I do know that as h approaches 0, $\sqrt{(v+4+h)}$ approaches $\sqrt{v+4}$, so I thought that maybe I could simplify some of the square roots that way
$$DQ=\lim_{h \to 0} \frac{(v\sqrt{(v+4)^2} + h\sqrt{(v+4)^2} + 4\sqrt{(v+4)^2} - v\sqrt{(v+4)^2} -4\sqrt{(v+4)^2})}{\sqrt{(v+4)^2}*\sqrt{(v+4)^2}*h}$$
$$DQ=\lim_{h \to 0} \frac{(v\sqrt{(v+4)^2} - v\sqrt{(v+4)^2}+ 4\sqrt{(v+4)^2} -4\sqrt{(v+4)^2} + h\sqrt{(v+4)^2} )}{(v+4)^2*h}$$
$$DQ=\lim_{h \to 0} \frac{h\sqrt{(v+4)^2}}{(v+4)^2*h}$$
$$DQ=\frac{\sqrt{(v+4)^2}}{(v+4)^2}$$
$$DQ=\frac{|v+4|}{(v+4)^2}$$
, but it's also kinda fishy to me since I haven't cancelled out h yet.
Any thoughts?
Solution:
If a function is differentiable at $x=x_0$, then it is continuous at $x=x_0$. Now if your function was differentiable at $v=-4$ then it would imply it is also continuous. But we know the function is not continuous at $v=-4$, since left limit and right limit are different at $v=-4$.

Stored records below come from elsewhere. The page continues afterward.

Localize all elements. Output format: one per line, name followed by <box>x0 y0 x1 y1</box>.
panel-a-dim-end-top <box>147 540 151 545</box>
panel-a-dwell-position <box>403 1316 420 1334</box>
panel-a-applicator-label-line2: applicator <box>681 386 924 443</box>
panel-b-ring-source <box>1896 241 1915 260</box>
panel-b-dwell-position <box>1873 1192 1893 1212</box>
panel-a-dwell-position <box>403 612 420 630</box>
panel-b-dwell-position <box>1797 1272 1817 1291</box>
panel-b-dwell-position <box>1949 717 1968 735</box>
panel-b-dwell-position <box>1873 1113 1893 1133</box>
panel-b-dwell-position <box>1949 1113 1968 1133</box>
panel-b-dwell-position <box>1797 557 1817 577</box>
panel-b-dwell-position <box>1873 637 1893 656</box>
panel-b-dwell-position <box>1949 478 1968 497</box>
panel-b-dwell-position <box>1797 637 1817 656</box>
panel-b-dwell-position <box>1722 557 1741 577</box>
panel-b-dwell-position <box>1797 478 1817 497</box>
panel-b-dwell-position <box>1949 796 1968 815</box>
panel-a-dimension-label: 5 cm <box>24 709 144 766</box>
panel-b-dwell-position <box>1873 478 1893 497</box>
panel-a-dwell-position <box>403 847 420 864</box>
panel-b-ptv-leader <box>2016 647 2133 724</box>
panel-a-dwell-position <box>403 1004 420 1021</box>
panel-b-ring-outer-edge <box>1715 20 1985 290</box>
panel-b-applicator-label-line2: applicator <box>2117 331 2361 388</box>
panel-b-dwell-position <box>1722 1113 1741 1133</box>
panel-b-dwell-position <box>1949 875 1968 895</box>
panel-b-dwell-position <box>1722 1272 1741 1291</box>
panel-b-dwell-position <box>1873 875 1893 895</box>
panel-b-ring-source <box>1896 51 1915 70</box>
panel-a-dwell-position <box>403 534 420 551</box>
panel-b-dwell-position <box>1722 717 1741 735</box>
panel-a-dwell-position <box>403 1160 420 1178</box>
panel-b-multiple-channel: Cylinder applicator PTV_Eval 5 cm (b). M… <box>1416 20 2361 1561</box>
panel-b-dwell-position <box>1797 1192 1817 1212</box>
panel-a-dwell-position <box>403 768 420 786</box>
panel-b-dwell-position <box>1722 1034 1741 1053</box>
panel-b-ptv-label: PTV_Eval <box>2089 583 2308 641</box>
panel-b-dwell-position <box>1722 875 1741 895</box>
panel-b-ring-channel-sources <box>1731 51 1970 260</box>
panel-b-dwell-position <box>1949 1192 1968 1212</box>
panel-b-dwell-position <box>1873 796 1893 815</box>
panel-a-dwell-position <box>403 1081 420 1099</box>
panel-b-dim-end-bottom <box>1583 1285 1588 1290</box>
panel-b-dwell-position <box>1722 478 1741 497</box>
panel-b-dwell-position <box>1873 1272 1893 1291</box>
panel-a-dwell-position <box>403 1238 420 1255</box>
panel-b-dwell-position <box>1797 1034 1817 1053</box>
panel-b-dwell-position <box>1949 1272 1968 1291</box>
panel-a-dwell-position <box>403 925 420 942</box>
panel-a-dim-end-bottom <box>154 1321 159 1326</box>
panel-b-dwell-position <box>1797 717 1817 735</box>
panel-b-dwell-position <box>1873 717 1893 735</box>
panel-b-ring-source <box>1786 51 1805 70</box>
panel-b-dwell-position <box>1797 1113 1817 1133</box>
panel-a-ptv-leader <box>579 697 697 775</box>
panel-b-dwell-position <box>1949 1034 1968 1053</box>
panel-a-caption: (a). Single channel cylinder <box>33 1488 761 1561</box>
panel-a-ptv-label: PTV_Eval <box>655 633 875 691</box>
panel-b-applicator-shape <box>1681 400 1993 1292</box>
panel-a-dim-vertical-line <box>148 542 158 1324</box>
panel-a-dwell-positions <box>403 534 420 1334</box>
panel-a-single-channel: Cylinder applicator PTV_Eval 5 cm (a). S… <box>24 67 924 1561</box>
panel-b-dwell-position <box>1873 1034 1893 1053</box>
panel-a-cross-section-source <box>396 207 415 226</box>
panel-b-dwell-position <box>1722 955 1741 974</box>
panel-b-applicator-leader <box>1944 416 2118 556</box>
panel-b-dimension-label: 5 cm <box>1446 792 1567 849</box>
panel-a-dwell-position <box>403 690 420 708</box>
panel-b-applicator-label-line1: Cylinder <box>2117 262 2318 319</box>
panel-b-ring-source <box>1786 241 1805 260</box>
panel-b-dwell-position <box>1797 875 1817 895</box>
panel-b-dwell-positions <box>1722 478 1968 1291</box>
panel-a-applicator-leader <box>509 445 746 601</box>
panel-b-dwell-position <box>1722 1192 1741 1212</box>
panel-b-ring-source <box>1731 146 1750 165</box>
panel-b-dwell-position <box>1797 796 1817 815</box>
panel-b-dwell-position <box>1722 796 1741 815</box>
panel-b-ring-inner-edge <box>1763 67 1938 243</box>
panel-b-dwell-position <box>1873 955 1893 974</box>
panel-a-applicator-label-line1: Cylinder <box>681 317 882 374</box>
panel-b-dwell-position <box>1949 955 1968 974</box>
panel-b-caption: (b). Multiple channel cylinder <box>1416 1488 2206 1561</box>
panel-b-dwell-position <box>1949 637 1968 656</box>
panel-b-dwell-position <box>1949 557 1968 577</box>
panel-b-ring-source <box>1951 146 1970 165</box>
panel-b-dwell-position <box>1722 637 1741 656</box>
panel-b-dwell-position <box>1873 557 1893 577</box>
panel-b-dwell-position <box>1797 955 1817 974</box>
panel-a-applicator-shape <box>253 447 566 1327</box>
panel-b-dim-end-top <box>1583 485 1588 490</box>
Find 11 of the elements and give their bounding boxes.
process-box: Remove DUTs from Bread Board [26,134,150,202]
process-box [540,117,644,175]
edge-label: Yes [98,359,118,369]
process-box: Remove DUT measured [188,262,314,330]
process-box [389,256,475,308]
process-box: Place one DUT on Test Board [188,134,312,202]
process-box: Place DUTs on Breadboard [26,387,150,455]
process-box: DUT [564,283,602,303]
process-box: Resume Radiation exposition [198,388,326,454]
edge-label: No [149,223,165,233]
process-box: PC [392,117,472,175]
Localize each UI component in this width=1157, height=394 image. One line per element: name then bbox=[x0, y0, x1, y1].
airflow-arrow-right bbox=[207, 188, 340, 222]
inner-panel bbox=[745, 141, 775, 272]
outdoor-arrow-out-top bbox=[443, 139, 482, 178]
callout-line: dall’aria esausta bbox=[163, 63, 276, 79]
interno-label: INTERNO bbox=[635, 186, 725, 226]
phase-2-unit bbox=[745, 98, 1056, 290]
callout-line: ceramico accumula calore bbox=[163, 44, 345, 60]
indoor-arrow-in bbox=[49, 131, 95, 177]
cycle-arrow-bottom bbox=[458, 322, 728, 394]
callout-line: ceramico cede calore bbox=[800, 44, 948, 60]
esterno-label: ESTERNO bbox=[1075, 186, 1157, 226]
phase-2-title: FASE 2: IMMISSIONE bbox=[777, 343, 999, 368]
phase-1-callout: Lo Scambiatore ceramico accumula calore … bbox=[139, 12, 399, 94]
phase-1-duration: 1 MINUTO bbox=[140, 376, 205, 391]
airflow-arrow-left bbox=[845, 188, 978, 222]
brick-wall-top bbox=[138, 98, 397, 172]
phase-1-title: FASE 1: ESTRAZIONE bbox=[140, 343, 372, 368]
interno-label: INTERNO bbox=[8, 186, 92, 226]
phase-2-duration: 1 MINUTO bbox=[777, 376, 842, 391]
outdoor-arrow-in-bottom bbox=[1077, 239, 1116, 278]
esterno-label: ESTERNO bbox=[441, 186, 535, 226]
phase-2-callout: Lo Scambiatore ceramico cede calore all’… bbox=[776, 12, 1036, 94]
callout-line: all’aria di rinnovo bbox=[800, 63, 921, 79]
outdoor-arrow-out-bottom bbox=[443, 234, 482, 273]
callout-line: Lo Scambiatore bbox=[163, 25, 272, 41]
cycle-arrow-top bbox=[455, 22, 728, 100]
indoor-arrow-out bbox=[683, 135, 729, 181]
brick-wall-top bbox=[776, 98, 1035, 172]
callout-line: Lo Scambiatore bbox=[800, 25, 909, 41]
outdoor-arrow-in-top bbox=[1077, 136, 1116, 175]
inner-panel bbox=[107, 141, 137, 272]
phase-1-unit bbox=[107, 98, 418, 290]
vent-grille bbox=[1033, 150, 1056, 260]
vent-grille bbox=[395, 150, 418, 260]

Note that the left limit is -1 and the right limit is +1.
But if you are solely concerned "How to cancel out h in the limit"
Just take the case where $v>-4$, then you can remove the absolute value. Then do the same for $v<-4$